C’est un super résultat par rapport au ranking duquel je suis parti. Quand tu es à la quinzième place mondiale, c’est hyper dur de venir accrocher les places de 8, 9, 10 ou 11 car tu ne te prends que des tableaux de ouf ! 
Quand je regarde ce que j’ai réalisé cette saison, mon sentiment est que je n’ai pas vraiment fait d’erreurs.
Lors de chaque heat, j’ai réussi à être entre quasiment 90 et 100% de ce que je voulais produire, par rapport aux conditions, à mon niveau etc. 
C’est vrai que soit je gagnais mes heats assez confortablement, ou alors je perdais vraiment de très très peu contre mes adversaires.
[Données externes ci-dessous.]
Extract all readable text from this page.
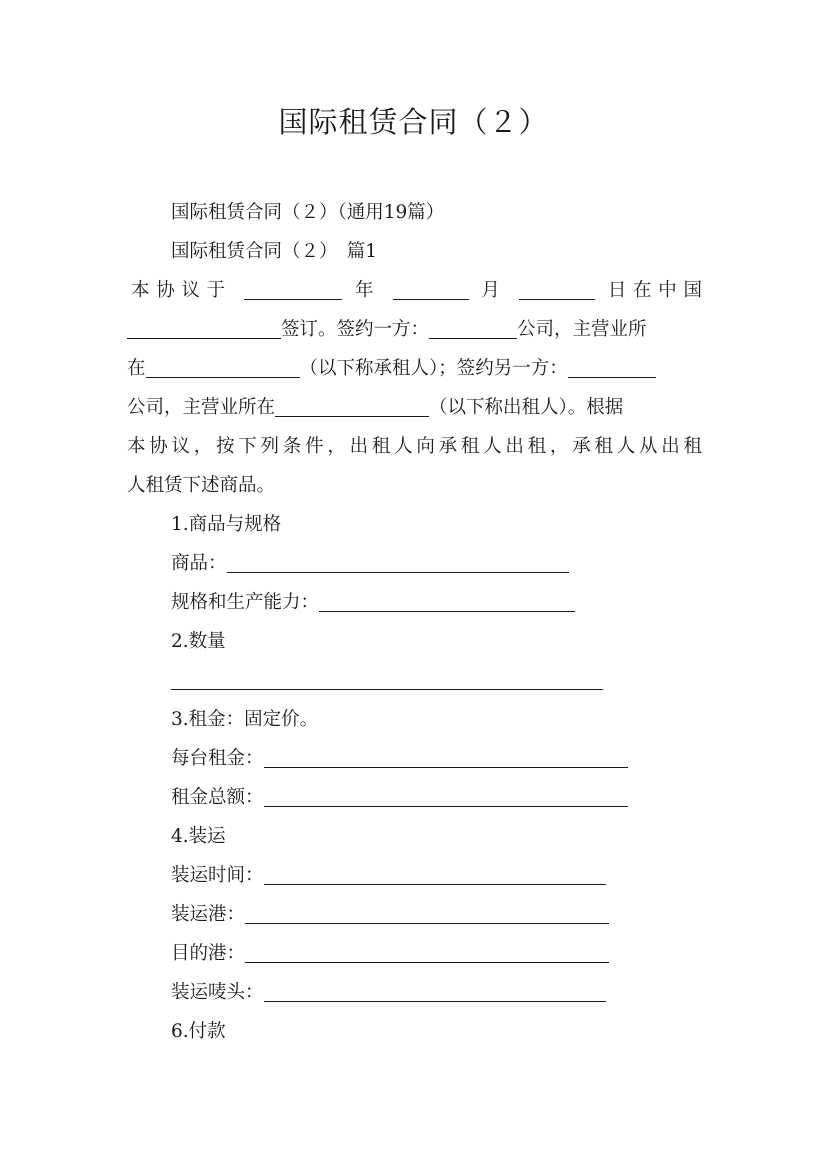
国际租赁合同（２）
国际租赁合同（２）（通用19篇）
国际租赁合同（２）　篇1
本协议于	年	月	日在中国
签订。签约一方：	公司，主营业所
在	（以下称承租人）；签约另一方：
公司，主营业所在	（以下称出租人）。根据
本协议，按下列条件，出租人向承租人出租，承租人从出租
人租赁下述商品。
1.商品与规格
商品：
规格和生产能力：
2.数量
3.租金：固定价。
每台租金：
租金总额：
4.装运
装运时间：
装运港：
目的港：
装运唛头：
6.付款
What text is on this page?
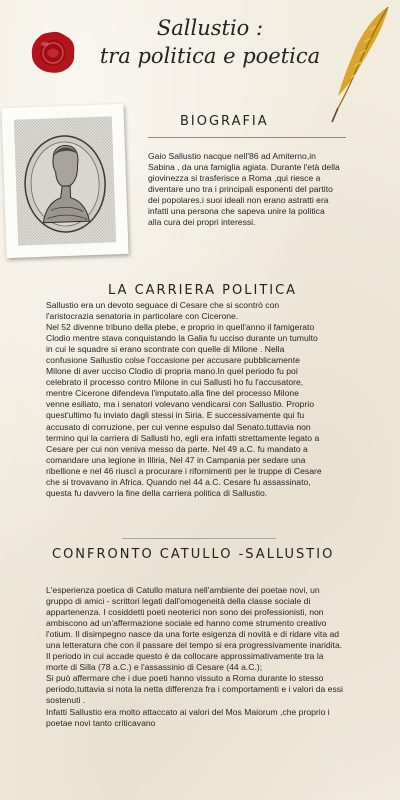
Sallustio :
tra politica e poetica
BIOGRAFIA
Gaio Sallustio nacque nell'86 ad Amiterno,in
Sabina , da una famiglia agiata. Durante l'età della
giovinezza si trasferisce a Roma ,qui riesce a
diventare uno tra i principali esponenti del partito
dei popolares.i suoi ideali non erano astratti era
infatti una persona che sapeva unire la politica
alla cura dei propri interessi.
LA CARRIERA POLITICA
Sallustio era un devoto seguace di Cesare che si scontrò con
l'aristocrazia senatoria in particolare con Cicerone.
Nel 52 divenne tribuno della plebe, e proprio in quell'anno il famigerato
Clodio mentre stava conquistando la Galia fu ucciso durante un tumulto
in cui le squadre si erano scontrate con quelle di Milone . Nella
confusione Sallustio colse l'occasione per accusare pubblicamente
Milone di aver ucciso Clodio di propria mano.In quel periodo fu poi
celebrato il processo contro Milone in cui Sallusti ho fu l'accusatore,
mentre Cicerone difendeva l'imputato.alla fine del processo Milone
venne esiliato, ma i senatori volevano vendicarsi con Sallustio. Proprio
quest'ultimo fu inviato dagli stessi in Siria. E successivamente qui fu
accusato di corruzione, per cui venne espulso dal Senato.tuttavia non
termino qui la carriera di Sallusti ho, egli era infatti strettamente legato a
Cesare per cui non veniva messo da parte. Nel 49 a.C. fu mandato a
comandare una legione in Illiria, Nel 47 in Campania per sedare una
ribellione e nel 46 riuscì a procurare i rifornimenti per le truppe di Cesare
che si trovavano in Africa. Quando nel 44 a.C. Cesare fu assassinato,
questa fu davvero la fine della carriera politica di Sallustio.
CONFRONTO CATULLO -SALLUSTIO
L'esperienza poetica di Catullo matura nell'ambiente dei poetae novi, un
gruppo di amici - scrittori legati dall'omogeneità della classe sociale di
appartenenza. I cosiddetti poeti neoterici non sono dei professionisti, non
ambiscono ad un'affermazione sociale ed hanno come strumento creativo
l'otium. Il disimpegno nasce da una forte esigenza di novità e di ridare vita ad
una letteratura che con il passare del tempo si era progressivamente inaridita.
Il periodo in cui accade questo è da collocare approssimativamente tra la
morte di Silla (78 a.C.) e l'assassinio di Cesare (44 a.C.);
Si può affermare che i due poeti hanno vissuto a Roma durante lo stesso
periodo,tuttavia si nota la netta differenza fra i comportamenti e i valori da essi
sostenuti .
Infatti Sallustio era molto attaccato ai valori del Mos Maiorum ,che proprio i
poetae novi tanto criticavano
Disons que je n’ai pas pris de grosses « branlées » et je ne suis pas passé à côté de mes heats… à part lorsque j’étais contre des Ricardo (Campello) à Pozo ou à Sylt, où là je me suis fait éclater mais il a fait un heat de dingo ! 
 
Le sentiment que j’ai, c’est que j’ai mis de l’intensité dans tous mes heats, il fallait vraiment que les mecs fassent de superbes performances pour me sortir. C’est ma fierté cette saison !
Je n’ai pas eu des tableaux faciles, je suis content d’avoir réussi à finir à cette 11e place au général, en étant constant tout au long de la saison.
Nous avons eus trois épreuves complètes, avec du bâbord, du tribord, des conditions side on, side off… On a fait des doubles éliminations quasiment partout sauf à Sylt où l’on n’a pas pu la terminer.
Ce tour PWA 2022 manquait encore d’évènements, mais nous avons pu disputer trois events bien différents.
Cela a permis d’avoir un ranking assez cohérent.
 
- Qu'est ce qui a fait pencher la balance dans le bon sens cette année, au terme de ces trois épreuves à Cabo Verde, Pozo et Sylt ?
 
Je pense que je commence à avoir de l’expérience, je sais me préparer. On a l’impression que le windsurf dans les vagues est avant tout un art, mais cela reste du sport de très haut niveau, nous faisons face aux meilleurs waveriders de la planète. Je connais désormais la formule pour vivre à 100% l’instant présent, être complètement concentré au moment M, celui où le heat démarre. Le but pour chaque sportif de haut niveau est d’être à 200%, au moment où il faut l’être.
C’est ça que j’ai essayé de réaliser sur la saison, même si je n’ai eu aucun heat facile et que les conditions d’entraînement dans le Nord n’ont pas été idéales. J’ai donc essayé d’optimiser chaque entraînement, chaque déplacement et ma préparation par rapport à ce que les conditions m’ont offert. 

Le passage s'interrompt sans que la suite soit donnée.